Note to P.R. hounds out there: promote your news items before they happen, not after. Journalists hate to be late and if you're perceived to be old news, you may never get to be news at all.
A week ago I noted a suit by a former Playboy "guest relations coordinator" for alleged sex and age discrimination. Now, a full week after the suit was filed, a press release appears touting it.
Now I realize this could have been an accident. Maybe someone forgot to put out the release the week before. It doesn't matter. Most reporters, if they think about doing a story, will stop if they see that it's already been reported.
Unless ... wait for it; let the suspense build ... there's something NEW in the press release.
Never let it be said that I'm not here to help you lawyers out there. (OK, you can say it, but you can't mean it.)
Fortunately, that Playboy plaintiff press release got into my hands (actually, into my computer) and I can see a way to fix it. Put the last paragraph on top.
Here's what it said:
"At this time, it is unclear if there is any connection between the termination of Ms. Lewis and her previous employment by Ms. Hefner, who Mr. Hugh Hefner has recently filed for divorce from after over ten years of separation."
Oh? Tell us more....
No, I take that back. Please don't tell me any more. I really, really don't care. But I know there will be certain media outlets that will care deeply.
Shenanigans with the ex-wife? A vendetta perhaps? Civil war at the mansion?
Redo that release and get it out to the people who care.
You don't need to know anything. Just speculate.
By the way, there's also a mildly interesting legal question here. The lawsuit featured causes of action for gender and sex discrimination. There was no mention of worked-for-the-ex-wife discrimination.
Should there be a protected class of persons who have associated with an ex or soon-to-be-ex spouse?
Once gay people finally get their rights, this could be the next civil rights frontier.
MORE IRRELEVANCE. By contrast, the lawyers for Trust Company of the West know how to generate news coverage. They got the technique right (whether they meant to or not).
TCW filed a 39-page complaint against its former chief investment officer, a guy named Jeffrey Gundlach, for allegedly making off with proprietary information and client lists to start a rival company. TCW said it fired Gundlach after he disparaged the company, made unreasonable demands and threatened to walk off with key employees.
And then the suit notes that after it fired Gundlach, "it discovered inappropriate contraband in his TCW offices, consisting of marijuana, drug paraphernalia ... and a collection of 12 sexual devices, 34 hardcore pornographic magazines and 36 hardcore sexually explicit DVDs and videocassettes."
But who's counting?
The porn and drugs are mentioned twice in 39 pages. They have nothing to do with the guy's firing or what he's being sued for. Now see if you can find a news story that doesn't mention porn and drugs.

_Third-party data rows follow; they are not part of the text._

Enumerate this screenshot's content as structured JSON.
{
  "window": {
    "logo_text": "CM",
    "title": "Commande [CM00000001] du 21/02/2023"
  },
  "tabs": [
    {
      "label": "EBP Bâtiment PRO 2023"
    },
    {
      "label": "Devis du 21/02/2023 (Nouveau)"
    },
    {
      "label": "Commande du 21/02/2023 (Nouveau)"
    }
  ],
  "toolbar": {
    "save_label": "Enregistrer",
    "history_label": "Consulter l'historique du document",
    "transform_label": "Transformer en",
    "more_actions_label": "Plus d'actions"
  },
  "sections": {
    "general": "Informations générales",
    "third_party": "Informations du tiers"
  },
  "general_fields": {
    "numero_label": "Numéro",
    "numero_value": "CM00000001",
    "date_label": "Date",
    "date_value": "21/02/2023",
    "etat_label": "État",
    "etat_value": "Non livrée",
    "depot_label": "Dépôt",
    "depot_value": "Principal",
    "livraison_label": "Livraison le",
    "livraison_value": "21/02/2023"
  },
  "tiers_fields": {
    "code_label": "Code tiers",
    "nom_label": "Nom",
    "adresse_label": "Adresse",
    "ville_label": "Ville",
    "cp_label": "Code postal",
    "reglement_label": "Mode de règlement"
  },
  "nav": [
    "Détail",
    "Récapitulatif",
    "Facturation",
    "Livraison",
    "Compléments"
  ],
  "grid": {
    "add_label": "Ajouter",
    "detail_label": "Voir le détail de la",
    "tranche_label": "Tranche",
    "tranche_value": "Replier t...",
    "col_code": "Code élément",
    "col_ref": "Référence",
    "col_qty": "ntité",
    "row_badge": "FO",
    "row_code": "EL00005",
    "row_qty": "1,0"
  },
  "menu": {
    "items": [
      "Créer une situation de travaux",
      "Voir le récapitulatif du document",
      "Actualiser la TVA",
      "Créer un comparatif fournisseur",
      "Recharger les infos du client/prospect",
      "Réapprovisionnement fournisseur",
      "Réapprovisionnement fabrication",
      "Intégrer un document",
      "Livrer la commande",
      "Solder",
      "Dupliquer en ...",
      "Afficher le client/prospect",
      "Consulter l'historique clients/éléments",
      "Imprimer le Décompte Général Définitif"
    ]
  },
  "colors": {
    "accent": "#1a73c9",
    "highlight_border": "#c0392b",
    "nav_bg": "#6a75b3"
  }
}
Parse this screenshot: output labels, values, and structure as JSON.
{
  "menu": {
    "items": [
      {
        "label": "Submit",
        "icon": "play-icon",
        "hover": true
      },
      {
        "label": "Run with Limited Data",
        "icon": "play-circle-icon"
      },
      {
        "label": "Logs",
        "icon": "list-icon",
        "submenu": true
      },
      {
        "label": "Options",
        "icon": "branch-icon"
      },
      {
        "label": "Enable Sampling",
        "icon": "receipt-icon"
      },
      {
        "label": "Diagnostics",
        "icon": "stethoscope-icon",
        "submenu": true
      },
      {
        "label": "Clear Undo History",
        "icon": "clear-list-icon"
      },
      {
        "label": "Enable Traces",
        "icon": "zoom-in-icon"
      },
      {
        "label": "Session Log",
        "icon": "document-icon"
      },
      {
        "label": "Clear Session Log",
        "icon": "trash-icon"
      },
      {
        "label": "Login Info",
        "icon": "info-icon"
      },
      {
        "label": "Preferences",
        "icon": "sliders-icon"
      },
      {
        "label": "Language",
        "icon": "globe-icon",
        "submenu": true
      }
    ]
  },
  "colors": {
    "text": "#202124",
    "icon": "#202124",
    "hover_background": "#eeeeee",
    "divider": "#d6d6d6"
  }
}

My favorite news report is on CNNMoney.com. The headline is: "Star fund manager in pot-and-porn dispute."
This is brilliant publicity generation.
By the way, the second mention of the pot on page 23 of the suit is my favorite: "TCW discovered glass jars, plastic containers and baggies containing green leafy substances and seeds, some explicitly labeled marijuana...."
You don't want it getting mixed up with the oregano.
The suit, by the way, mentions that TCW paid Gundlach $134 million over five years, so, I'm guessing, he was doing something right for a while there.
If you've got a guy worth $134 million, should you complain, after the fact, that he had some grass and porn in his office?
They might want to consider supplying some grass and porn to their other execs.